# Mechanical energy and its types

The word "energy" comes from the Greek language and has the meaning "action", "activity". The very concept was first introduced by the English physicist T. Jung in the early 19th century. By "energy" is meant the ability of a body that has this property to do work. The body is capable of doing more work, the more energy it has. There are several of its types: internal, electrical, nuclear and mechanical energy. The latter is more common in our everyday life. Man has long since learned to adapt it to his needs, transforming into mechanical work with the help of various adaptations and designs. We can also transform certain types of energy into others.

Within the framework of mechanics (one of the sections of physics), mechanical energy is a physical quantity that characterizes the ability of a system (body) to perform mechanical work. Consequently, the indicator of the presence of this type of energy is the presence of a certain speed of motion of the body, which, having it, it can do the work.

Types of mechanical energy: kinetic and potential. In each case, the kinetic energy is a scalar quantity that is composed of the sum of the kinetic energies of all the material points that make up a particular system. Whereas the potential energy of a single body (a system of bodies) depends on the mutual position of its (their) parts within the framework of an external force field. The indicator of the change in potential energy is perfect work.

The body has kinetic energy if it is in motion (otherwise it can be called energy of motion), and potential - if it is raised above the surface of the earth at some height (this is the energy of interaction). Measures mechanical energy (as well as other species) in Joules (J).

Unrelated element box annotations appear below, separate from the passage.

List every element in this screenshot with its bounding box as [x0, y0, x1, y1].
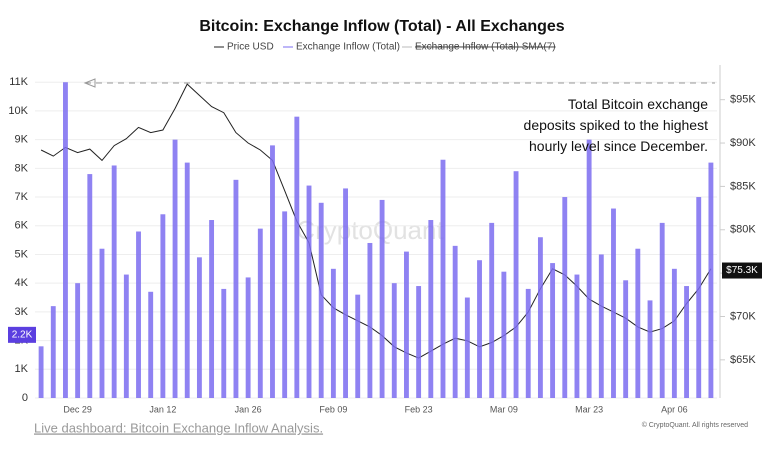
- y-tick-label: 5K: [15, 248, 29, 260]
- inflow-bar: [464, 297, 470, 398]
- annotation: Total Bitcoin exchange deposits spiked t…: [523, 96, 708, 154]
- inflow-bar: [160, 214, 166, 398]
- y2-tick-label: $90K: [730, 137, 756, 149]
- y2-tick-label: $80K: [730, 224, 756, 236]
- x-tick-label: Feb 23: [405, 404, 433, 414]
- inflow-bar: [537, 237, 543, 398]
- x-tick-label: Mar 23: [575, 404, 603, 414]
- y-tick-label: 1K: [15, 363, 29, 375]
- inflow-bar: [99, 248, 105, 398]
- plot-area: [35, 81, 717, 399]
- last-price-tag: [722, 262, 762, 279]
- inflow-bar: [172, 139, 178, 398]
- y2-tick-label: $70K: [730, 310, 756, 322]
- inflow-bar: [367, 242, 373, 398]
- inflow-bar: [477, 260, 482, 398]
- inflow-bar: [50, 306, 56, 398]
- x-tick-label: Dec 29: [63, 404, 92, 414]
- y-tick-label: 3K: [15, 306, 29, 318]
- inflow-bar: [611, 208, 616, 398]
- inflow-bar: [233, 179, 239, 398]
- y-tick-label: 7K: [15, 191, 29, 203]
- inflow-bar: [270, 145, 275, 398]
- copyright: © CryptoQuant. All rights reserved: [642, 421, 748, 429]
- y2-tick-label: $95K: [730, 94, 756, 106]
- inflow-bar: [696, 197, 702, 398]
- last-inflow-tag: [8, 326, 36, 343]
- annotation-box: Total Bitcoin exchange deposits spiked t…: [523, 96, 708, 154]
- inflow-bar: [659, 222, 665, 398]
- watermark: CryptoQuant: [296, 215, 444, 245]
- inflow-bar: [574, 274, 580, 398]
- inflow-bar: [221, 288, 227, 398]
- legend-label[interactable]: Exchange Inflow (Total): [296, 42, 400, 53]
- inflow-bar: [428, 220, 434, 398]
- inflow-bar: [562, 197, 568, 398]
- inflow-bar: [306, 185, 312, 398]
- inflow-bar: [440, 159, 446, 398]
- inflow-bar: [647, 300, 653, 398]
- inflow-bar: [87, 174, 93, 398]
- y2-tick-label: $85K: [730, 180, 756, 192]
- inflow-bar: [671, 268, 677, 398]
- inflow-bar: [282, 211, 288, 398]
- x-tick-label: Mar 09: [490, 404, 518, 414]
- y-tick-label: 9K: [15, 134, 29, 146]
- inflow-bar: [513, 171, 519, 398]
- legend: Price USD Exchange Inflow (Total) Exchan…: [214, 42, 556, 53]
- inflow-bar: [416, 286, 422, 398]
- inflow-bar: [196, 257, 202, 398]
- inflow-bar: [148, 291, 154, 398]
- inflow-bar: [63, 82, 68, 399]
- inflow-bar: [75, 283, 81, 398]
- inflow-bar: [404, 251, 409, 398]
- inflow-bar: [623, 280, 629, 398]
- inflow-bar: [598, 254, 604, 398]
- inflow-bar: [501, 271, 507, 398]
- y-tick-label: 10K: [8, 105, 28, 117]
- inflow-bar: [209, 220, 215, 398]
- inflow-bar: [525, 288, 531, 398]
- inflow-bar: [452, 245, 458, 398]
- inflow-bar: [684, 286, 689, 398]
- y-tick-label: 0: [22, 392, 28, 404]
- last-price-label: $75.3K: [726, 265, 758, 276]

To find the energy that the body possesses, one must find the work required to transfer this body to the present state from the state of zero (when the energy of the body is equated to zero). Below are the formulas according to which mechanical energy and its types can be determined:

- kinetic - Ek = mV 2/2;

- potential - Ep = mgh.

In the formulas: m is the mass of the body, V is the speed of its translational motion, g is the acceleration of the fall, h is the height at which the body is raised above the ground.

The finding for the system of bodies of total mechanical energy consists in revealing the sum of its potential and kinetic components.

Examples of how mechanical energy can be used by man are the tools invented in ancient times (knife, spear, etc.), and the most modern watches, airplanes, and other mechanisms. As the sources of this type of energy and the work it performs, nature forces can act (wind, sea tides, currents of rivers) and physical efforts of man or animals.

Today, very often the mechanical operation of systems (for example, the energy of a rotating shaft) is subject to a subsequent transformation in the production of electrical energy, for which the current generators are used. A lot of devices (engines) have been developed capable of performing a continuous transformation into the mechanical energy of the working medium's potential.

There is a physical law of conservation of it, according to which in a closed system of bodies, where there is no action of frictional and resistive forces, the constant is the sum of both its forms (Ek and Ep) of all its constituent bodies. Such a system is ideal, but in reality such conditions can not be achieved.